Furthermore, with respect to the protester’s general assertion that relocation and replication costs are required to be considered by the agency in its price evaluation to determine the best value, we find the agency’s determination to exclude such costs from the price evaluation to be reasonable.
Here, the contracting officer stated that she did not include the relocation costs as part of the solicitation’s price evaluation scheme because she determined that the cost of moving within the incumbent location or moving to a new location is essentially the same. We have no basis to question the agency’s assertion. See HG Properties A, L.P., B-280652, Nov. 2, 1998, 98-2 CPD ¶ 104 at 6-7. Notwithstanding the protester’s contention that the contracting officer’s determination in this regard is undocumented, the protester has not demonstrated that the contracting officer’s determination is erroneous. In this regard, other than expressing its disagreement, the protester has not provided any evidence that contradicts the contracting officer’s statement or provided any information to show that updates to the current building will require any less of a moving expense (such as moves to accommodate renovation) than moving to a new space.
The protest is denied.
Susan A. Poling
 VA direct leases must follow the General Services Administration (GSA) regulations as established by the GSAR. VA Directive 7815 (Jan. 20, 2012), at 5.
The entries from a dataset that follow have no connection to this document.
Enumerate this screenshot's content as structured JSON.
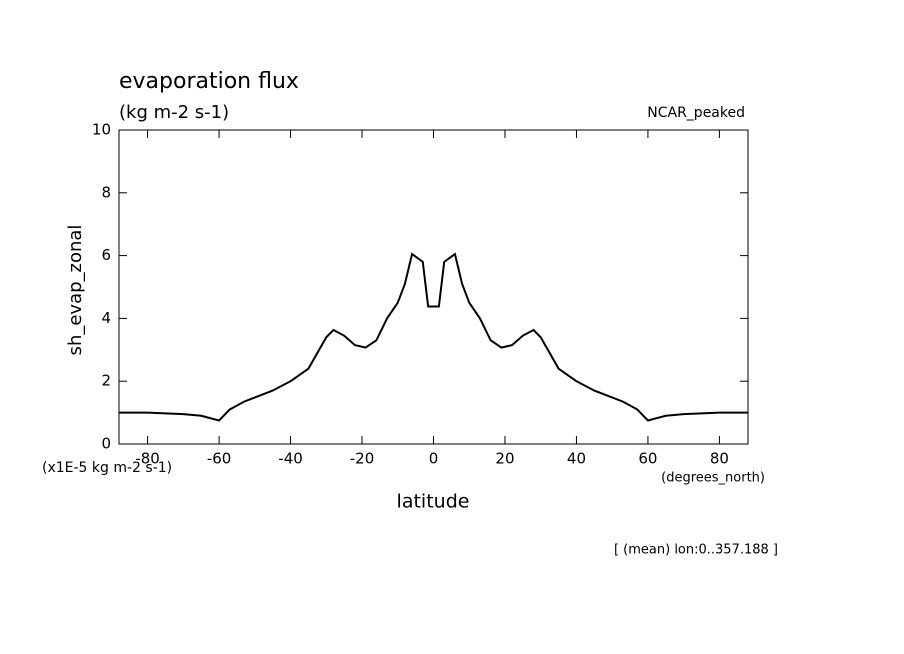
{
  "chart_data": {
    "type": "line",
    "title": "evaporation flux",
    "subtitle": "(kg m-2 s-1)",
    "dataset_label": "NCAR_peaked",
    "ylabel": "sh_evap_zonal",
    "yunits": "(x1E-5 kg m-2 s-1)",
    "xlabel": "latitude",
    "xunits": "(degrees_north)",
    "footer": "[ (mean) lon:0..357.188 ]",
    "x": [
      -88,
      -80,
      -70,
      -65,
      -60,
      -57,
      -53,
      -45,
      -40,
      -35,
      -30,
      -28,
      -25,
      -22,
      -19,
      -16,
      -13,
      -10,
      -8,
      -6,
      -3,
      -1.5,
      1.5,
      3,
      6,
      8,
      10,
      13,
      16,
      19,
      22,
      25,
      28,
      30,
      35,
      40,
      45,
      53,
      57,
      60,
      65,
      70,
      80,
      88
    ],
    "series": [
      {
        "color": "#000000",
        "values": [
          1.0,
          1.0,
          0.95,
          0.9,
          0.75,
          1.1,
          1.35,
          1.7,
          2.0,
          2.4,
          3.4,
          3.63,
          3.45,
          3.15,
          3.07,
          3.3,
          4.0,
          4.5,
          5.1,
          6.05,
          5.8,
          4.38,
          4.38,
          5.8,
          6.05,
          5.1,
          4.5,
          4.0,
          3.3,
          3.07,
          3.15,
          3.45,
          3.63,
          3.4,
          2.4,
          2.0,
          1.7,
          1.35,
          1.1,
          0.75,
          0.9,
          0.95,
          1.0,
          1.0
        ]
      }
    ],
    "xlim": [
      -88,
      88
    ],
    "ylim": [
      0,
      10
    ],
    "xticks": [
      -80,
      -60,
      -40,
      -20,
      0,
      20,
      40,
      60,
      80
    ],
    "yticks": [
      0,
      2,
      4,
      6,
      8,
      10
    ]
  }
}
 Section 570.306(b) of the GSAR requires an agency to “[e]valuate prices and document the lease file to demonstrate that the proposed contract price is fair and reasonable. The contracting officer must review the elements of the offeror’s proposed rent to analyze whether the individual elements are realistic and reflect the offeror’s clear understanding of the work to be performed.” GSAR § 570.306(b).
 Our jurisdiction, as established by the Competition in Contracting Act of 1984, 31 U.S.C. § 3553, is limited to addressing protests alleging a violation of procurement statute or regulation. See Systems Research & Applications Corp., B‑407224.3, Dec. 17, 2012, 2012 CPD ¶ 352 at 9.
 The lease contracting officer also provides that [DELETED]. AR at 3-4; CO Statement at 2. [DELETED].
 The protester asserts that these costs would have been captured as part of the global RLP template present value price evaluation analysis.
 A succeeding lease is a lease whose effective date immediately follows the expiration date of an existing lease for space in the same building. GSAR § 570.102. To pursue a succeeding lease, the leasing specialist must investigate the availability of alternative locations; then, if alternative locations are found, the leasing specialist must demonstrate the cost advantages of staying in place through a cost-benefit analysis. GSA Desk Leasing Guide at 5-3.; GSAR § 570-402.